Gestational Exposure to Ethane Dimethanesulfonate: MATERIALS AND METHODS(5)
For immunohistochemical localization of P450 side chain cleavage enzyme in the LCs, adult testes (PND 53) were removed and immediately immersed in Bouin fixative (50 X the volume of the tissue). A 26-gauge needle was used to puncture the tunica albuginea (two nicks on each side of the testis) to facilitate penetration of fixative into the testis. The testes were fixed overnight at 4°C. The following morning, the testes were placed into cassettes and rinsed three times in 70% ethanol for 30 min on a stir plate at 4°C. Following a fourth overnight rinse, the tissue remained in 70% ethanol until paraffin embedding.
Whole-Body T Extraction
Whole-body T extraction was performed as described by Parks et al.. Briefly, 1 ml double-distilled deionized water (ddH20) was added to each 12 X 75 mm culture tube or 2 ml ddH20 to each 13 X 100 mm tube, each tube containing a single fetus, and the contents were homogenized with a Polytron homogenizer (Brinkman Instruments, Westbury, NY). Samples were double extracted with diethyl ether, and the ether phase was evaporated in a fume hood and stored at room temperature for no more than 2 wk until RIA analysis for whole-body T was performed.

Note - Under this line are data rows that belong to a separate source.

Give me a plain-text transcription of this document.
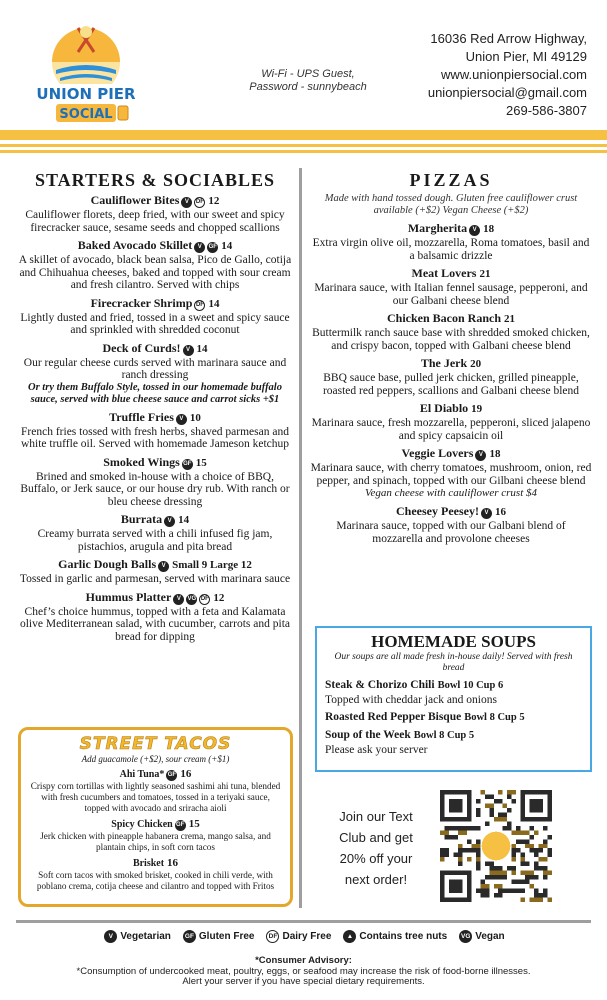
UNION PIER
SOCIAL
Wi-Fi - UPS Guest,
Password - sunnybeach
16036 Red Arrow Highway,
Union Pier, MI 49129
www.unionpiersocial.com
unionpiersocial@gmail.com
269-586-3807
STARTERS & SOCIABLES
Cauliflower Bites V DF 12
Cauliflower florets, deep fried, with our sweet and spicy firecracker sauce, sesame seeds and chopped scallions
Baked Avocado Skillet V GF 14
A skillet of avocado, black bean salsa, Pico de Gallo, cotija and Chihuahua cheeses, baked and topped with sour cream and fresh cilantro. Served with chips
Firecracker Shrimp DF 14
Lightly dusted and fried, tossed in a sweet and spicy sauce and sprinkled with shredded coconut
Deck of Curds! V 14
Our regular cheese curds served with marinara sauce and ranch dressing
Or try them Buffalo Style, tossed in our homemade buffalo sauce, served with blue cheese sauce and carrot sicks +$1
Truffle Fries V 10
French fries tossed with fresh herbs, shaved parmesan and white truffle oil. Served with homemade Jameson ketchup
Smoked Wings GF 15
Brined and smoked in-house with a choice of BBQ, Buffalo, or Jerk sauce, or our house dry rub. With ranch or bleu cheese dressing
Burrata V 14
Creamy burrata served with a chili infused fig jam, pistachios, arugula and pita bread
Garlic Dough Balls V Small 9 Large 12
Tossed in garlic and parmesan, served with marinara sauce
Hummus Platter V VG DF 12
Chef’s choice hummus, topped with a feta and Kalamata olive Mediterranean salad, with cucumber, carrots and pita bread for dipping
STREET TACOS
Add guacamole (+$2), sour cream (+$1)
Ahi Tuna* GF 16
Crispy corn tortillas with lightly seasoned sashimi ahi tuna, blended with fresh cucumbers and tomatoes, tossed in a teriyaki sauce, topped with avocado and sriracha aioli
Spicy Chicken GF 15
Jerk chicken with pineapple habanera crema, mango salsa, and plantain chips, in soft corn tacos
Brisket 16
Soft corn tacos with smoked brisket, cooked in chili verde, with poblano crema, cotija cheese and cilantro and topped with Fritos
PIZZAS
Made with hand tossed dough. Gluten free cauliflower crust available (+$2) Vegan Cheese (+$2)
Margherita V 18
Extra virgin olive oil, mozzarella, Roma tomatoes, basil and a balsamic drizzle
Meat Lovers 21
Marinara sauce, with Italian fennel sausage, pepperoni, and our Galbani cheese blend
Chicken Bacon Ranch 21
Buttermilk ranch sauce base with shredded smoked chicken, and crispy bacon, topped with Galbani cheese blend
The Jerk 20
BBQ sauce base, pulled jerk chicken, grilled pineapple, roasted red peppers, scallions and Galbani cheese blend
El Diablo 19
Marinara sauce, fresh mozzarella, pepperoni, sliced jalapeno and spicy capsaicin oil
Veggie Lovers V 18
Marinara sauce, with cherry tomatoes, mushroom, onion, red pepper, and spinach, topped with our Gilbani cheese blend
Vegan cheese with cauliflower crust $4
Cheesey Peesey! V 16
Marinara sauce, topped with our Galbani blend of mozzarella and provolone cheeses
HOMEMADE SOUPS
Our soups are all made fresh in-house daily! Served with fresh bread
Steak & Chorizo Chili Bowl 10 Cup 6
Topped with cheddar jack and onions
Roasted Red Pepper Bisque Bowl 8 Cup 5
Soup of the Week Bowl 8 Cup 5
Please ask your server
Join our Text
Club and get
20% off your
next order!
V Vegetarian GF Gluten Free DF Dairy Free ▲ Contains tree nuts VG Vegan
*Consumer Advisory:
*Consumption of undercooked meat, poultry, eggs, or seafood may increase the risk of food-borne illnesses.
Alert your server if you have special dietary requirements.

The cauda epididymis of prepubertal (PND 24) and adult (PND 82) mice was removed, trimmed free of fat, and weighed. Each sample was homogenized in a 1-ml handheld glass homogenizer for 30 sec with 0.25 ml homogenization buffer containing 10 mM Tris (#161-0719; BioRad, Hercules, CA), 1 mM EDTA (#E-6758; Sigma, St. Louis, MO), 0.5% 3-[3-cholamidopropyl-dimethyl-ammonio]-1 propane sulfonate (CHAPS; #75621-03-3; Calbiochem, La Jolla, CA), and 0.25% octyl-beta-D-gluco-pyranoside (OBG; #494460; Calbiochem) pH 7.2.